1644), Mehmed Sabrî (öl. 1645), Şeyhülislam Bahâyî (öl. 1654), Vecdî (öl.
1661), İsmetî (öl. 1665), Neşâtî (öl. 1674), Mezâkî (öl. 1676), Tecellî (öl.
1688-89), Abdî Paşa (öl. 1692), Nâbî (öl. 1712) ve Vahyî (öl. 1718) gibi hepsi
17. yüzyıla mensup şairlere nazire yazmıştır. Bu isimlerin hepsinin 17. yüzyıl
şairi olması tesadüf olmamalıdır. Ayrıca Süleyman şiirlerinde iki şairi ismen
anmıştır. Bunlardan ilki Nâbî, ikincisi Abdî Paşa’dır. Şairin Nâbî’yi ismen
zikrettiği beyitler, mantıken bir şairin ancak çağdaşı olabilecek bir isme
söyleyebileceği tarzdadır. Süleyman’ın şiirlerinde zikrettiği diğer isim
Nişancı Abdurrahman Paşa’dır (öl. 1692). Süleyman, Abdî mahlasıyla şiirler de
yazan Paşa’yı ona yazdığı bir nazirede zikretmiştir. Süleyman’ın yazdığı
nazireler, şairin 17. yüzyılda yaşamış bir isim olabileceğine işaret
etmektedir. Bu nazirelerden biri tarihî bir bağlamda değerlendirilmeye
uygundur. Süleyman’ın 57. gazeli Neşâtî’ye (öl. 1674) naziredir. Neşâtî bu
şiirinde “şikeste” redifi merkezinde yaşadığı dönemdeki şarap yasağından
bahsetmiştir. Süleyman da aynı vezin, kafiye ve redifteki nazire gazelinde
“şikeste” redifine bağlı kalarak yasağa göndermede bulunmuştur. Neşâtî’nin
yaşadığı yüzyılda Vani Mehmed Efendi’nin Sultan IV. Mehmed üzerinde yoğun bir
etkisi vardır ve bu etkiyle 1670’te meyhaneler yıktırılmış, şarap
yasaklanmıştır. Bu yasak İstanbul dışında da uygulanmaya çalışılmıştır. Bu
bilgi bize şairin 1670’te hayatta olduğunu göstermektedir.
Süleyman
Divanı’nın bilinen
tek nüshası Mısır Millî Kütüphanesinde yer almaktadır. Mısır Millî Kütüphanesi
Türkçe Yazmalar Kataloğu’nda (II. Cilt, s. 91) Koca Derviş Paşa adına kayıtlı
olan bu Divan, tarihsiz olup bir
mecmuanın içinde yer alan altıncı eserdir. Nüshanın neden Dervîş Paşa (öl.

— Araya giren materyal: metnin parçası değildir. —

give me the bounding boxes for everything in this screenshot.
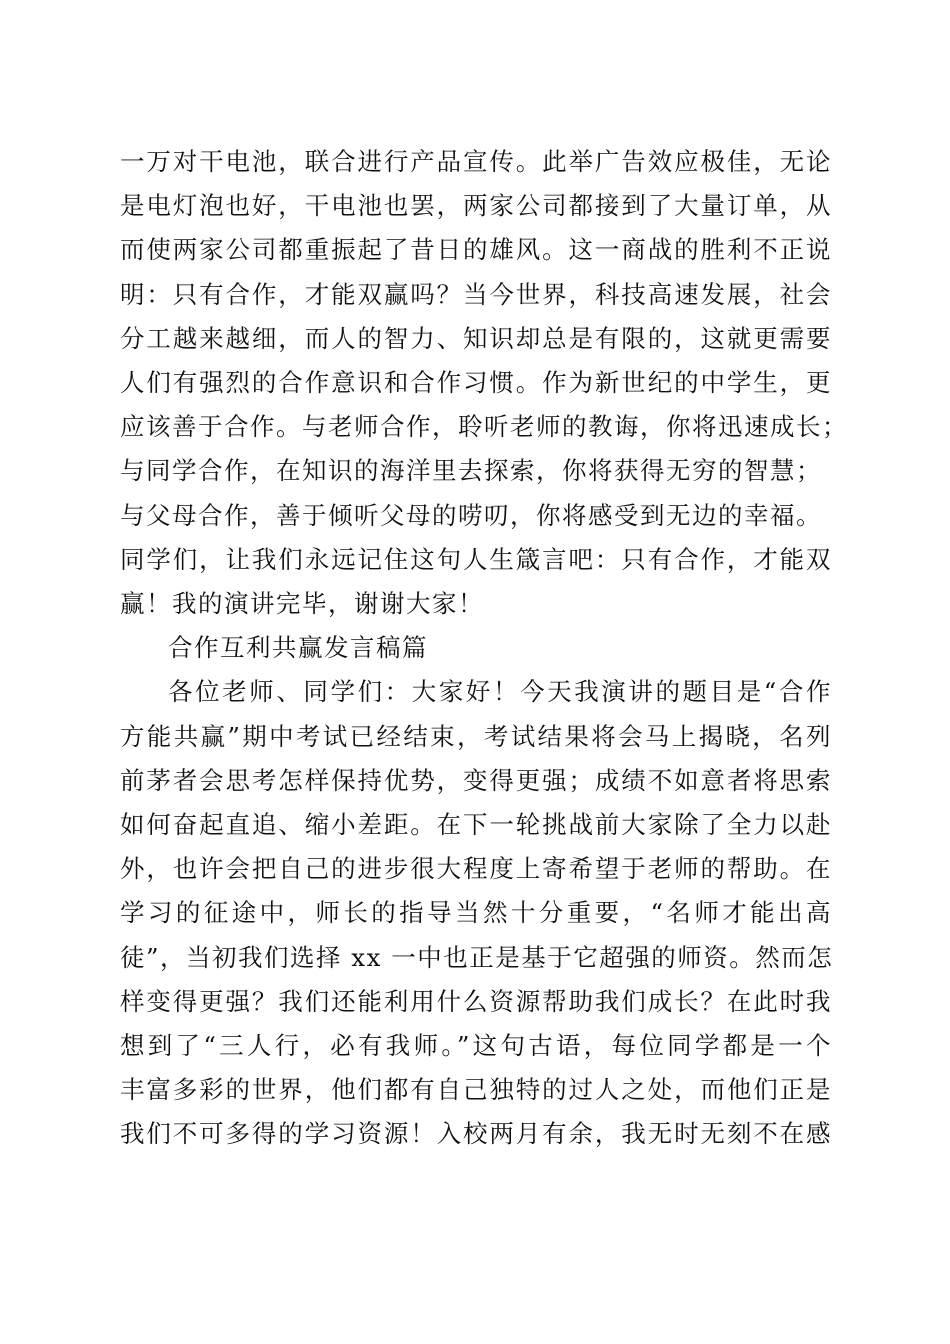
text-line: 样变得更强？我们还能利用什么资源帮助我们成长？在此时我 — [120, 986, 832, 1016]
text-line: 一万对干电池，联合进行产品宣传。此举广告效应极佳，无论 — [120, 147, 832, 176]
text-line: 明：只有合作，才能双赢吗？当今世界，科技高速发展，社会 — [120, 279, 832, 309]
text-line: 学习的征途中，师长的指导当然十分重要，“名师才能出高 — [120, 898, 832, 928]
text-line: 丰富多彩的世界，他们都有自己独特的过人之处，而他们正是 — [120, 1075, 832, 1105]
text-line: 我们不可多得的学习资源！入校两月有余，我无时无刻不在感 — [120, 1119, 832, 1149]
text-line: 想到了“三人行，必有我师。”这句古语，每位同学都是一个 — [120, 1031, 832, 1060]
text-line: 外，也许会把自己的进步很大程度上寄希望于老师的帮助。在 — [120, 854, 832, 884]
text-line: 是电灯泡也好，干电池也罢，两家公司都接到了大量订单，从 — [120, 191, 832, 221]
text-line: 方能共赢”期中考试已经结束，考试结果将会马上揭晓，名列 — [120, 721, 832, 751]
text-line: 应该善于合作。与老师合作，聆听老师的教诲，你将迅速成长； — [120, 412, 848, 442]
text-line: 人们有强烈的合作意识和合作习惯。作为新世纪的中学生，更 — [120, 368, 832, 397]
text-line: 赢！我的演讲完毕，谢谢大家！ — [120, 589, 484, 618]
text-line: 徒”，当初我们选择 xx 一中也正是基于它超强的师资。然而怎 — [120, 942, 834, 972]
text-line: 如何奋起直追、缩小差距。在下一轮挑战前大家除了全力以赴 — [120, 810, 832, 839]
text-line: 各位老师、同学们：大家好！今天我演讲的题目是“合作 — [168, 677, 832, 707]
text-line: 同学们，让我们永远记住这句人生箴言吧：只有合作，才能双 — [120, 544, 832, 574]
text-line: 分工越来越细，而人的智力、知识却总是有限的，这就更需要 — [120, 323, 832, 353]
text-line: 与父母合作，善于倾听父母的唠叨，你将感受到无边的幸福。 — [120, 500, 822, 530]
section-heading: 合作互利共赢发言稿篇 — [168, 633, 428, 663]
text-line: 而使两家公司都重振起了昔日的雄风。这一商战的胜利不正说 — [120, 235, 832, 265]
text-line: 与同学合作，在知识的海洋里去探索，你将获得无穷的智慧； — [120, 456, 822, 486]
text-line: 前茅者会思考怎样保持优势，变得更强；成绩不如意者将思索 — [120, 765, 832, 795]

1603) adına kayıtlı olduğu ve bu hatanın nasıl yapıldığı belli değildir. Divan’daki şiirler, Derviş Paşa’ya ait
gösterilen şiirler arasında yer almamaktadır. Ayrıca nüshada yer alan nazire
şiirlerin tamamı Derviş Paşa’dan çok sonra vefat eden şairlere yazılmıştır.
Şiirlerinden hareketle 17. yüzyılda
yaşadığı anlaşılan şairin bilinen tek eseri Divan’ıdır.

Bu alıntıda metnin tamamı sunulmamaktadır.